Le taux de chômage est resté stable en mai au Québec

Un moins grand nombre de personnes sur le marché du travail pourrait signifier que des pénuries de main-d’œuvre sont à prévoir au Canada, alors que la demande de travailleurs est sur le point de se redresser.
Photo: Jacques Nadeau Le Devoir Un moins grand nombre de personnes sur le marché du travail pourrait signifier que des pénuries de main-d’œuvre sont à prévoir au Canada, alors que la demande de travailleurs est sur le point de se redresser.

L’économie canadienne a perdu 68 000 emplois en mai, alors que se poursuivaient les mesures de restrictions pour ralentir la propagation de la COVID-19, a indiqué vendredi Statistique Canada. Il s’agissait d’un deuxième recul mensuel consécutif à ce chapitre, après la disparition de 207 000 emplois en avril.

Le taux de chômage s’est établi à 8,2 % en mai, en légère hausse par rapport à celui de 8,1 % d’avril, le nombre de personnes à la recherche d’un travail ou mises à pied temporairement étant resté relativement stable dans l’ensemble. Cependant, davantage de personnes ont abandonné le marché du travail en mai, y compris des travailleurs qui se sont simplement découragés et ont renoncé à chercher du travail.

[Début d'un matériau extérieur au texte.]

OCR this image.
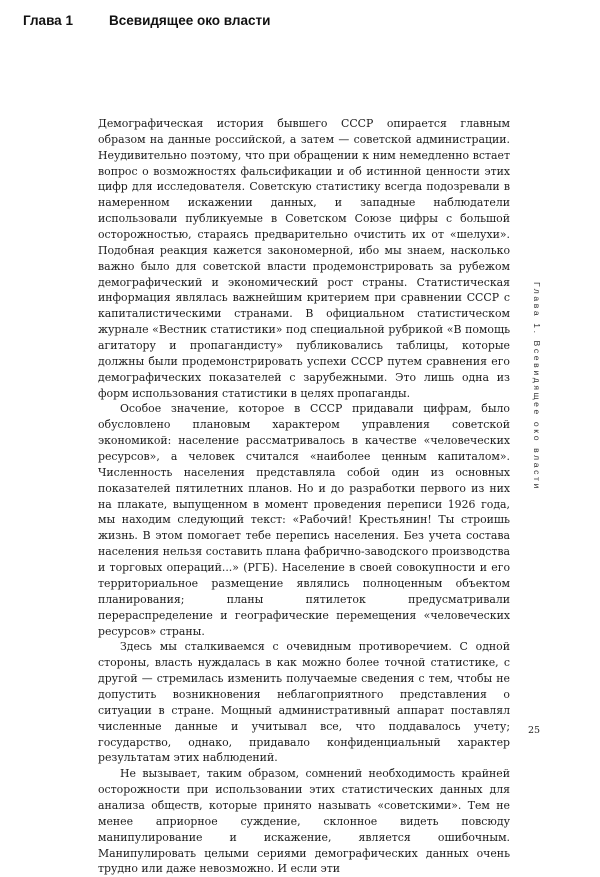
Глава 1	Всевидящее око власти

Демографическая история бывшего СССР опирается главным образом на данные российской, а затем — советской администрации. Неудивительно поэтому, что при обращении к ним немедленно встает вопрос о возможностях фальсификации и об истинной ценности этих цифр для исследователя. Советскую статистику всегда подозревали в намеренном искажении данных, и западные наблюдатели использовали публикуемые в Советском Союзе цифры с большой осторожностью, стараясь предварительно очистить их от «шелухи». Подобная реакция кажется закономерной, ибо мы знаем, насколько важно было для советской власти продемонстрировать за рубежом демографический и экономический рост страны. Статистическая информация являлась важнейшим критерием при сравнении СССР с капиталистическими странами. В официальном статистическом журнале «Вестник статистики» под специальной рубрикой «В помощь агитатору и пропагандисту» публиковались таблицы, которые должны были продемонстрировать успехи СССР путем сравнения его демографических показателей с зарубежными. Это лишь одна из форм использования статистики в целях пропаганды.

Особое значение, которое в СССР придавали цифрам, было обусловлено плановым характером управления советской экономикой: население рассматривалось в качестве «человеческих ресурсов», а человек считался «наиболее ценным капиталом». Численность населения представляла собой один из основных показателей пятилетних планов. Но и до разработки первого из них на плакате, выпущенном в момент проведения переписи 1926 года, мы находим следующий текст: «Рабочий! Крестьянин! Ты строишь жизнь. В этом помогает тебе перепись населения. Без учета состава населения нельзя составить плана фабрично-заводского производства и торговых операций...» (РГБ). Население в своей совокупности и его территориальное размещение являлись полноценным объектом планирования; планы пятилеток предусматривали перераспределение и географические перемещения «человеческих ресурсов» страны.

Здесь мы сталкиваемся с очевидным противоречием. С одной стороны, власть нуждалась в как можно более точной статистике, с другой — стремилась изменить получаемые сведения с тем, чтобы не допустить возникновения неблагоприятного представления о ситуации в стране. Мощный административный аппарат поставлял численные данные и учитывал все, что поддавалось учету; государство, однако, придавало конфиденциальный характер результатам этих наблюдений.

Не вызывает, таким образом, сомнений необходимость крайней осторожности при использовании этих статистических данных для анализа обществ, которые принято называть «советскими». Тем не менее априорное суждение, склонное видеть повсюду манипулирование и искажение, является ошибочным. Манипулировать целыми сериями демографических данных очень трудно или даже невозможно. И если эти

Глава 1. Всевидящее око власти
25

Selon l’agence fédérale, 49 700 chercheurs d’emploi se sont découragés le mois dernier, soit 9,3 % de ceux qui voulaient du travail, mais qui n’en ont pas cherché. Ce nombre est plus de deux fois supérieur à la moyenne de 22 000 observée en 2019. Selon Statistique Canada, le taux de chômage aurait été de 10,7 % en mai si son calcul avait tenu compte des personnes qui voulaient travailler, mais ne cherchaient pas d’emploi.

Les pertes d’emplois de mai placent le pays à environ 571 100 emplois, soit 3 %, de ses niveaux de février 2020, avant la pandémie. Mais l’écart réel pourrait être plus important en tenant compte de la croissance démographique pendant la pandémie — ce qui placerait le marché du travail à environ 763 000 emplois, soit 3,9 %, de ses niveaux de février 2020.

Malgré les pertes, les économistes s’attendent à ce que la situations’améliore au cours des prochains mois, les provinces s’apprêtant à assouplir les restrictions et à rouvrir l’activité économique comme après la deuxième vague de la pandémie, a indiqué Sri Thanabalasingam, économiste à la Banque TD. « Sauf que cette fois, l’accélération du déploiement de la vaccination peut donner aux employeurs une confiance supplémentaire, stimulant ainsi les intentions d’embauche », a-t-il écrit dans une note.

Il ajoute toutefois qu’un moins grand nombre de personnes sur le marché du travail pourrait signifier que des pénuries de main-d’œuvre sont à prévoir au pays, alors que la demande de travailleurs est sur le point de se redresser.

Taux inchangé au Québec

Pour sa part, le Québec compte 8000 emplois de moins en mai, soit un recul de 0,2 % par rapport au mois précédent. Le taux de chômage reste inchangé à 6,6 %.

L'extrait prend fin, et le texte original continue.